確かに、シエラがカルチャーショックを受けるのもわからんではない。本校では割とありふれているからな覚醒の光って。(※ありふれていません。それは〈エデン〉だけです)
「だいぶ落ち着いたか?」
「えっと、だいぶ?」
「そうか。改めてだが、〈上級転職〉おめでとう。これでクイナダは【大軍一将之真神】だ」
「おめでとうクイナダ」
「あ、ありがとう……?」
お祝いの言葉を贈ったが、お礼を言いつつもどこか戸惑い気味のクイナダ。
うむ、クイナダはこのパターンか。
高位職の発現などを手伝うとたまに見るやつだな。今見たものの現実味がなさ過ぎて未だ心の中では実感できずにいるパターンだ。
そういうときは――自覚させてあげれば良きだ。うむ。
「じゃあ早速【大軍一将之真神】のSP振りをご教授しようじゃないか!」
「え?」
「…………始まったわね。クイナダ、覚悟を決めておきなさい。ゼフィルスがこうなったら。もう何があっても強くなる道以外ないわ」
「強くなる道以外ないってどういうこと!?」
「まず四段階目ツリーだが、このメモのスキルに振っておいてほしい。強いぞ。あ、全部1ずつだぞ? 2振っちゃダメだぞ? それは五段階目ツリーになってからだ」
「何このメモ!? 五段階目ツリーって何!?」
「はぁ、なんだか久しぶりに見た気がするわこの光景」
「もちろん今から説明するぞ! 詳しく、くわ~しくな!」
クイナダが今回就いた【大軍一将之真神】は純粋なアタッカーの職業だ。
【ソルウル】が全体的にパワーアップした感じだが、そのパワーと破壊力は桁違い。
大軍一将と名の付いている通り、リカとは近い位置にいる武将系だ。
立ち回りという観点で見ると、多くのモンスターをなぎ倒しながら無双し敵を討つ一騎当千の活躍と、タイマンで相当強い能力を誇ることからかなりの人気があった職業だった。

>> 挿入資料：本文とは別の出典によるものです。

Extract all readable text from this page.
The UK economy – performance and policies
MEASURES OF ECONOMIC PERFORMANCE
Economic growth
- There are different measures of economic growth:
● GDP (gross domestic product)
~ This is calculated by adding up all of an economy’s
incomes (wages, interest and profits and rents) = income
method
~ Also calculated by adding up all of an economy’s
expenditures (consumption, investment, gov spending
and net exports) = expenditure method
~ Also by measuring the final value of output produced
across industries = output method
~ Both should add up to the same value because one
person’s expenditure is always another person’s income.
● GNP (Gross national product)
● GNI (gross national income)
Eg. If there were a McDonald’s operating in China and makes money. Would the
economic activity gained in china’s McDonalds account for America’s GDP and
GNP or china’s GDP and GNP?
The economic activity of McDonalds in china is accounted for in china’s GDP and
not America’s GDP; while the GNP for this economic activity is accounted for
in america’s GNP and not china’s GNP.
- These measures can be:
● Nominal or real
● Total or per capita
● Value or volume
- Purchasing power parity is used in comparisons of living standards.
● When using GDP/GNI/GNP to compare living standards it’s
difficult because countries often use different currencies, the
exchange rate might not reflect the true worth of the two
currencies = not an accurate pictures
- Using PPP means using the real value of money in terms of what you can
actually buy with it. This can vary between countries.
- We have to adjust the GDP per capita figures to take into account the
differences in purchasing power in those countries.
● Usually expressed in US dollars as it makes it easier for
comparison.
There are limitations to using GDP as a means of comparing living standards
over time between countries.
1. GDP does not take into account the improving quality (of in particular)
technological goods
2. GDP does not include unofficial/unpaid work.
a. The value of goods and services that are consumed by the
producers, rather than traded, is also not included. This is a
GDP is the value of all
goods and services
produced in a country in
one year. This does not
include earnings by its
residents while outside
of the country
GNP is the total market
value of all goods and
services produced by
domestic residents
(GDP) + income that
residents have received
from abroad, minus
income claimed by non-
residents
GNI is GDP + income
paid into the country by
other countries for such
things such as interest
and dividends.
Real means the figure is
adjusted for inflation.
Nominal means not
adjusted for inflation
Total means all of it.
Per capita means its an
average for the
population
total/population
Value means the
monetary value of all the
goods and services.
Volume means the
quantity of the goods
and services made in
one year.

眷属モンスターがわんさか出るボス戦で、眷属モンスターをなぎ倒し無双しながらボスにたどり着き討つ動画とかもあって、とてもバズりまくっていたのをよく覚えている。
対人戦では【大軍一将之真神】をここぞという場面で投入したことで、形勢すら逆転してしまえるほどの力を持っているからマジヤベぇ。
端的に言うと、必殺技があるんだ。
それをまともに食らうと一発でアタッカーが退場するレベル。こうして形勢は逆転してしまうというわけだな。さすがは武将だ。恐ろしい。
さらに下級職では斥候技能も持っていたが、武将になってからは直感が冴え渡るようになり、危機に対する察知能力が大変高まっている。そんな職業だ。
しかし、この様子からクイナダはまったく【大軍一将之真神】の能力を理解していない様子。
覚醒の光も忘れていたくらいだから、【ソルウル】になったことも偶然で【大軍一将之真神】になんて就ける訳がないとか思って何も調べていない感じかな?
オーケーオーケー。それなら俺に全て任せておけ。
俺がしっかり教えてやる!
俺以上に職業を知っている人はいないよ?
こうして教育すること2日間、クイナダは【大軍一将之真神】の特性と立ち回り方を、大いに理解したのだった。